With his thirteenth feature, André Téchiné conducts a masterly dissection of male hysteria. From the outset Martin, the illegitimate son of a wealthy provincial bourgeois family, is damaged goods. The short opening sequence sketching his childhood has Martin attempting to persuade his father he's ill. Victor Sauvagnac, the cold, business-like patriarch who sired Martin on a local hairdresser and then denied his existence for ten years, refuses to believe him. From here on in the film charts first the symptoms and then the causes of Martin's frail psychological state.
In fact, most of the major characters are scarred by family histories. After his father's death - shown in a lengthy flashback - Martin flees into the countryside where he hides like a hunted animal, eventually making his way to Paris where he meets his half-brother Benjamin's flatmate Alice. An initially brittle and impatient presence, she describes the curious interloper as "an extra-terrestrial hobo". Alice herself is psychologically delicate; her sister died young, leaving her to negotiate warring feelings of residual grief and filial jealousy. But her life with Benjamin, a struggling gay actor played by Mathieu Amalric as the livewire black sheep of the Sauvagnac family, has allowed them both to find an asexual equilibrium. "We take turns at being each other's child," is Benjamin's analysis of their relationship. Nonetheless, this quasi-parental affection transmutes into barely repressed anger and bitterness when Alice and Martin become a couple and the causes of his distress emerge. Téchiné has been here before, most recently in Les Voleurs, where he explored the internal dynamics of a crime dynasty. It was the generic element of that film which felt a little forced but its family resemblance to Alice et Martin is clear. There's the same concern with an oppressive family inheritance, but here the issues of law and 'the family business' are more subtly interrelated.
Téchiné explicitly treats the film as a case study. When Alice asks Martin to tell her about his 'flight' from the family, she uses the French word fugue. The word carries a psychoanalytic connotation, describing the state in which a subject loses awareness of his identity and flees his usual environment. Indeed, the film is another French examination of a young man's growth, via crisis, to responsibility and maturity. Martin's anxieties are triggered by Alice's pregnancy, which unleashes a double-barrelled stock of guilt relating to his half-brother François' suicide and Martin's 'parricide'. Téchiné structurally underscores this by having the explanatory flashback begin the moment Martin touches Alice's growing belly.
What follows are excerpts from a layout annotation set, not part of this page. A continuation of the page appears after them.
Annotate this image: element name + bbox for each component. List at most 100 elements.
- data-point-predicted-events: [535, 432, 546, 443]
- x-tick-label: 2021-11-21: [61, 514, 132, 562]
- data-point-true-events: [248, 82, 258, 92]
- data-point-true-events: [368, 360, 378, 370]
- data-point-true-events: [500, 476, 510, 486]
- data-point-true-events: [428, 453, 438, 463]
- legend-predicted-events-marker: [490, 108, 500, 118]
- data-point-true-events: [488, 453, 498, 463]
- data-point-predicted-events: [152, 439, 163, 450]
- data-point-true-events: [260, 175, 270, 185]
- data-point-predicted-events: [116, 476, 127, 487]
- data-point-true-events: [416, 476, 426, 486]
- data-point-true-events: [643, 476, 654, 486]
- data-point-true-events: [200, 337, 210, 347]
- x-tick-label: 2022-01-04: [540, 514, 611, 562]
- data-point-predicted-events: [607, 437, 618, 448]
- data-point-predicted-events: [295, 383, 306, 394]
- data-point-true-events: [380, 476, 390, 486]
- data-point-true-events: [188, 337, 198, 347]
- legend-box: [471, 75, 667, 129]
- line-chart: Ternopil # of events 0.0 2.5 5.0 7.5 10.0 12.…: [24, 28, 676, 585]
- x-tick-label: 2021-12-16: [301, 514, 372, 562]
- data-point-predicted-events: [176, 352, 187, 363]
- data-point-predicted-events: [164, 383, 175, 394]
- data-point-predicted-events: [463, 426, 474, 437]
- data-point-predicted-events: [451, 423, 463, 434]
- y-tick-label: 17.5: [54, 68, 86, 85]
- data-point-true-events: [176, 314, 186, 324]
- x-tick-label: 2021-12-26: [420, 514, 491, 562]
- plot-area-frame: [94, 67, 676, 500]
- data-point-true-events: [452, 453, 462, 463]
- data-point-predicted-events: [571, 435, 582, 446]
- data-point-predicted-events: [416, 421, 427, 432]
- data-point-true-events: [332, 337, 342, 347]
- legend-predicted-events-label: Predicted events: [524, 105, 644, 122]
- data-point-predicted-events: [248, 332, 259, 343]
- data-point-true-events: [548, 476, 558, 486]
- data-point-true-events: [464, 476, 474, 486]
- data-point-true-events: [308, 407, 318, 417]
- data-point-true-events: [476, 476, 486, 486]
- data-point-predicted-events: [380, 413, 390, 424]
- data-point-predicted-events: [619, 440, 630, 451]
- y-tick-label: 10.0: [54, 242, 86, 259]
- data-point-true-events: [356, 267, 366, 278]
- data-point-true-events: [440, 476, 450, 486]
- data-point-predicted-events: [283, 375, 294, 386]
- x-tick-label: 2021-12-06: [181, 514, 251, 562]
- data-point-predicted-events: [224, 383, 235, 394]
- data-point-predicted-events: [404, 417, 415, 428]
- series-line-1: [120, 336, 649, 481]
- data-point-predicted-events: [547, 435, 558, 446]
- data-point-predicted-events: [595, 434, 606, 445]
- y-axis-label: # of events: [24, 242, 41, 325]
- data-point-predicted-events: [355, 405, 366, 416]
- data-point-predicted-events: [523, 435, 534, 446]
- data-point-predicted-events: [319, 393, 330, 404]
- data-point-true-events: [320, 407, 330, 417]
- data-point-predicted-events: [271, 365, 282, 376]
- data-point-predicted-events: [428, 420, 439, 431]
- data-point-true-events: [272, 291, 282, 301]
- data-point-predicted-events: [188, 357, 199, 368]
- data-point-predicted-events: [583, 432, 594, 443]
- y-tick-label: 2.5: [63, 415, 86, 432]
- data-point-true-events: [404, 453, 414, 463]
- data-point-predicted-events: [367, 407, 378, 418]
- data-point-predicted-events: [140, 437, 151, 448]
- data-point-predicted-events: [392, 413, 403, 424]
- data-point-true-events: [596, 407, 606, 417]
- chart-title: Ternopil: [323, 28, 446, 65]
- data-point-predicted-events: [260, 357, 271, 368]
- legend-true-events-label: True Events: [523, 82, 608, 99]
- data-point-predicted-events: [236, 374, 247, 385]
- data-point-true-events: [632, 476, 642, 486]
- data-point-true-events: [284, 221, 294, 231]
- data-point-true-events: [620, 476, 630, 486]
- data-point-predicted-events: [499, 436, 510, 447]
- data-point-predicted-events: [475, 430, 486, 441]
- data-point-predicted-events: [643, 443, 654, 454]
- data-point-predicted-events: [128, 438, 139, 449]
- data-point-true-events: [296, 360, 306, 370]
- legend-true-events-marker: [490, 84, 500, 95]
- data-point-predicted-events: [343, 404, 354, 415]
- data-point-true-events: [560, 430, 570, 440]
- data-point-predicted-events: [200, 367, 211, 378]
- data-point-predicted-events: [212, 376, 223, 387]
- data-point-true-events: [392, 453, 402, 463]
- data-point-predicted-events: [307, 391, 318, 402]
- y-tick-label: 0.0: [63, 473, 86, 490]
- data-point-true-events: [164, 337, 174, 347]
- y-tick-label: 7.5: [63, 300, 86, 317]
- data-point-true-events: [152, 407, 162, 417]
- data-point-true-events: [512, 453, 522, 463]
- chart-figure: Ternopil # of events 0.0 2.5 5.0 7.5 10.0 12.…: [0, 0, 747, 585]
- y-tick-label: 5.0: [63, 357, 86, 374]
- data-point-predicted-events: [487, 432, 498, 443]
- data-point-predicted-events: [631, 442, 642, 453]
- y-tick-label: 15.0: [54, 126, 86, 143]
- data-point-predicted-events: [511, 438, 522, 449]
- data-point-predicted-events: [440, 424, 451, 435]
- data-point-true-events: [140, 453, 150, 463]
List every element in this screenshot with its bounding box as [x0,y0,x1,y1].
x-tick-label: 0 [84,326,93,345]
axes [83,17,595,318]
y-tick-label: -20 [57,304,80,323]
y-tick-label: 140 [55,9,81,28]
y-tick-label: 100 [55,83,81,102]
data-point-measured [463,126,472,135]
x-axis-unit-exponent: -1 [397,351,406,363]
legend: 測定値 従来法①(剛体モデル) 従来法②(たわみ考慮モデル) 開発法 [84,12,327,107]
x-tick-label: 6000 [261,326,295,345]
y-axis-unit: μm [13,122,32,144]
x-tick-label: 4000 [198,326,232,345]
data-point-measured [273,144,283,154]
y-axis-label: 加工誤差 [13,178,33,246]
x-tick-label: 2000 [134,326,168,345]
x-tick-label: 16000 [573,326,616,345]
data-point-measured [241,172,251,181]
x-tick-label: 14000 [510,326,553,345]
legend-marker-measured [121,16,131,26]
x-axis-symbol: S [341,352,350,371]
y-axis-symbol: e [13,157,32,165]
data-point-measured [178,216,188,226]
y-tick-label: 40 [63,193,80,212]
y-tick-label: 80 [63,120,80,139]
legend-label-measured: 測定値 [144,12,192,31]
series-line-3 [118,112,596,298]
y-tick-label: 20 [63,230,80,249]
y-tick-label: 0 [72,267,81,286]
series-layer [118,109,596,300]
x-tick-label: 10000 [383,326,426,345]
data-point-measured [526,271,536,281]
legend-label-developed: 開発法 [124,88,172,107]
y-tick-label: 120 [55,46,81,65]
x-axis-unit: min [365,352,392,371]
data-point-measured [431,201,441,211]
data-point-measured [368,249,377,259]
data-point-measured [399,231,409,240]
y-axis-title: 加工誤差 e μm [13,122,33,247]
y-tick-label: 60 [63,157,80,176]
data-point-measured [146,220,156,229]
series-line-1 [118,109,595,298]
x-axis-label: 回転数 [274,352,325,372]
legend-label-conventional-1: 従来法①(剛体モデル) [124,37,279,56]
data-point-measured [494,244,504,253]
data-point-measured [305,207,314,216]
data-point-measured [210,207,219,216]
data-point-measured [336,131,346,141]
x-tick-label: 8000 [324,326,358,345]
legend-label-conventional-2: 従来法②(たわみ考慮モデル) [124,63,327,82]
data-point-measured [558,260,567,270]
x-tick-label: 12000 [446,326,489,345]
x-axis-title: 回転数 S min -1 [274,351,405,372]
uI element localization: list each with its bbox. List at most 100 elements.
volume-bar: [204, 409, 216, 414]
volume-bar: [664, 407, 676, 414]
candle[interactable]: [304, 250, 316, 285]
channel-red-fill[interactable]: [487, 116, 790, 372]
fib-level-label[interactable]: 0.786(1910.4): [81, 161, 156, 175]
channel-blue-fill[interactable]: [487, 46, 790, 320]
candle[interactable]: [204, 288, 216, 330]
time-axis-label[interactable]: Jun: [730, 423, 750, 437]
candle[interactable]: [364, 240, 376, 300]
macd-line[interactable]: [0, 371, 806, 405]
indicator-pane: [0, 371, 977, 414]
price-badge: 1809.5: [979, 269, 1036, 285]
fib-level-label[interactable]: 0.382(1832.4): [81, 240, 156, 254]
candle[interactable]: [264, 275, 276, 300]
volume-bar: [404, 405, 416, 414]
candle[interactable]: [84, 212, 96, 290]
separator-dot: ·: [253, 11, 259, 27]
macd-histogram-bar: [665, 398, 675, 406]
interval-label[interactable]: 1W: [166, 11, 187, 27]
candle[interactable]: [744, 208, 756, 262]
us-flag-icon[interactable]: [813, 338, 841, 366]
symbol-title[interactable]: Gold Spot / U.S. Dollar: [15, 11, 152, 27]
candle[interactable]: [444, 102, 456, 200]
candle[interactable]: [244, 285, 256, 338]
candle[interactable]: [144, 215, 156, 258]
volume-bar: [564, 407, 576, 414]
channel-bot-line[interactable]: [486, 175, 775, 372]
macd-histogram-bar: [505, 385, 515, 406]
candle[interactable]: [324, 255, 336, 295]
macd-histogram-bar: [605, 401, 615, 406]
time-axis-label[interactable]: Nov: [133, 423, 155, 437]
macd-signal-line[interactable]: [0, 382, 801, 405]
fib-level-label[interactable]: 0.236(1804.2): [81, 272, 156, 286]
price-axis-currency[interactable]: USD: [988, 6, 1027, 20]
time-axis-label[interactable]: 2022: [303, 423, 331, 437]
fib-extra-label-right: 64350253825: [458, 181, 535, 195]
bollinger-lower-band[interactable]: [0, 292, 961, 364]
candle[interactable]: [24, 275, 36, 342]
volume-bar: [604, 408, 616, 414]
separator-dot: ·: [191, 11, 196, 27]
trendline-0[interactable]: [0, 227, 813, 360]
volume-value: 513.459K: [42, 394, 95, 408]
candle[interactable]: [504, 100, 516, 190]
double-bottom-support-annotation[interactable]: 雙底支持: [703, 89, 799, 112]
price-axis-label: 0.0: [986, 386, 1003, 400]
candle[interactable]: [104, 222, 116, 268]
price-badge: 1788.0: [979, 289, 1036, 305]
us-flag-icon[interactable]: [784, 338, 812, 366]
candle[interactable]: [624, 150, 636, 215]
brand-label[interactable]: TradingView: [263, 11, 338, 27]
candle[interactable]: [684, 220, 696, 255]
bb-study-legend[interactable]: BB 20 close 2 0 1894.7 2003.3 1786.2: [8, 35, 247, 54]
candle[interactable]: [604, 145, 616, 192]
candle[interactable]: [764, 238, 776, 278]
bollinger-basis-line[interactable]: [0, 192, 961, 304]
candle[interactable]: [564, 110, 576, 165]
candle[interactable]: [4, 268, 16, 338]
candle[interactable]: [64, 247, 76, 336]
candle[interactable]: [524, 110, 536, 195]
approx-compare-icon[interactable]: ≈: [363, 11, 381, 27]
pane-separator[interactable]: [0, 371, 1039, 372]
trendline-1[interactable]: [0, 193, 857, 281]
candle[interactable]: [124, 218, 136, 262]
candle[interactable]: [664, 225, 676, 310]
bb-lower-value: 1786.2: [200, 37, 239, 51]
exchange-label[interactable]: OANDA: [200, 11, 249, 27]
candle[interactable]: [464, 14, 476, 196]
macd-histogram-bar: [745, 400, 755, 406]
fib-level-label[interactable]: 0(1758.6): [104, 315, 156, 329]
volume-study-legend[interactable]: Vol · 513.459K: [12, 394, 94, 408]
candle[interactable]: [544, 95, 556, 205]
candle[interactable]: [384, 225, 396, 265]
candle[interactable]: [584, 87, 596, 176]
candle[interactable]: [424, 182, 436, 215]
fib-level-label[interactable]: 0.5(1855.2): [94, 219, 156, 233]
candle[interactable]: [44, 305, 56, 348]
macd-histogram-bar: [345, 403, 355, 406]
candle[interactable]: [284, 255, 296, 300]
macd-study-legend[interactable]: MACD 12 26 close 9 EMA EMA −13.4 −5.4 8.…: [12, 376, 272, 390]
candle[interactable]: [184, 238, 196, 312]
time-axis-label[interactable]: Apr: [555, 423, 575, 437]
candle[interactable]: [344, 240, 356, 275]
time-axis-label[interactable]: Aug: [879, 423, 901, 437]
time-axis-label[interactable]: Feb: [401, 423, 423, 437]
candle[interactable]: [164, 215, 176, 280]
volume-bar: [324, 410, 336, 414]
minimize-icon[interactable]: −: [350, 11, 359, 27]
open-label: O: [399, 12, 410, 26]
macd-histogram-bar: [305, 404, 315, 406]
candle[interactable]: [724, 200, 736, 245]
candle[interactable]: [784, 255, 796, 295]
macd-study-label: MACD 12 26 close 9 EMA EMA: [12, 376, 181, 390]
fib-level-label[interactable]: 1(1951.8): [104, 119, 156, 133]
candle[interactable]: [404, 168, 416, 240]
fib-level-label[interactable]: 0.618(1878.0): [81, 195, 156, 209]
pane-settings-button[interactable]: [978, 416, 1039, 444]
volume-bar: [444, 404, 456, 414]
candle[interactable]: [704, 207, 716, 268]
Dense and powerful in its emotional force, Alice et Martin's melodrama is tempered by superb performances. Newcomer Alexis Loret is shifty, pale and sympathetic as Martin, while Juliette Binoche (whom Téchiné directed once before in Rendez-vous, 1985, early in her career) develops Alice with a charged finesse, undertaking her quest with the full realisation that she too has a path to adult love before her, via Martin's self-realisation. If this is literary film-making it is the best kind, from the richness of its characterisation to the acuity of its structure. Both a cold melodrama and a psyched-up Bressonian case study, Alice et Martin is a masterly opening-up of classical French intimiste themes.